The report also suggests that the launch of an ESCo should provide greater energy security for business and communities in Norfolk, and attract further investment into Norfolk in the fast-growing energy industry.

The ESCo proposal follows collaborative working by Conservative and Green councillors at the County Council via the Leader's Transformation Consultative Group.

Derrick Murphy, Leader of Norfolk County Council, said: 'This is a whole new era for local government; I have said that we need to be even more creative with how we generate revenue and deliver better value for money for our residents and I believe this is one way of doing just that.'

Phil Hardy, Leader of the Green Party group at Norfolk County Council, said: 'By working together on this initiative, not only will we reduce the council's energy costs whilst creating an income stream, but we will leave a legacy for future generations. The ECSo will help kick start the low carbon economy in our county, giving us more energy security, lower carbon emissions and a new revenue stream for the Council. This is an example of putting the people of Norfolk first, ahead of party political point scoring.'

The report claims that the initial cost of setting up an ESCo could be met by transferring uncommitted funds from the council's Carbon and Energy Reduction Fund.
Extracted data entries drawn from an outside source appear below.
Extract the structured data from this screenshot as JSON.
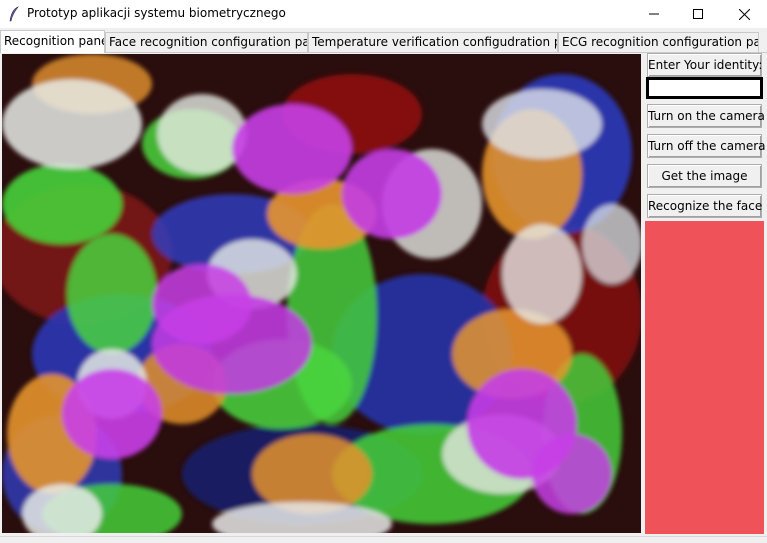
{
  "window": {
    "title": "Prototyp aplikacji systemu biometrycznego",
    "app_icon": "feather-icon",
    "controls": [
      "minimize-icon",
      "maximize-icon",
      "close-icon"
    ]
  },
  "tabs": [
    {
      "label": "Recognition panel",
      "active": true
    },
    {
      "label": "Face recognition configuration panel",
      "active": false
    },
    {
      "label": "Temperature verification configudration panel",
      "active": false
    },
    {
      "label": "ECG recognition configuration panel",
      "active": false
    }
  ],
  "sidebar": {
    "identity_label": "Enter Your identity:",
    "identity_value": "",
    "turn_on_label": "Turn on the camera",
    "turn_off_label": "Turn off the camera",
    "get_image_label": "Get the image",
    "recognize_label": "Recognize the face"
  },
  "colors": {
    "status_panel": "#f0525a",
    "canvas_background": "#2a0d0d"
  }
}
These will be repaid by funds from the rolling capital programme. Additional funds could come from the authority's Annual Capital programme and external funding streams.

Startup costs would be kept to a minimum by using the existing CERP board to manage the project. The report also outlines proposals for the ESCo to recruit three members of staff in due course.

Follow HVROnlineEditor on Twitter
13 September 2011

Comments

By Peter North
13 September 2011 01:01:00
I REALLY hope these people have got their numbers right because if they're doing their sums based on a bunch of propaganda punted by solar energy firms and the DECC, this will be a massively expensive failure.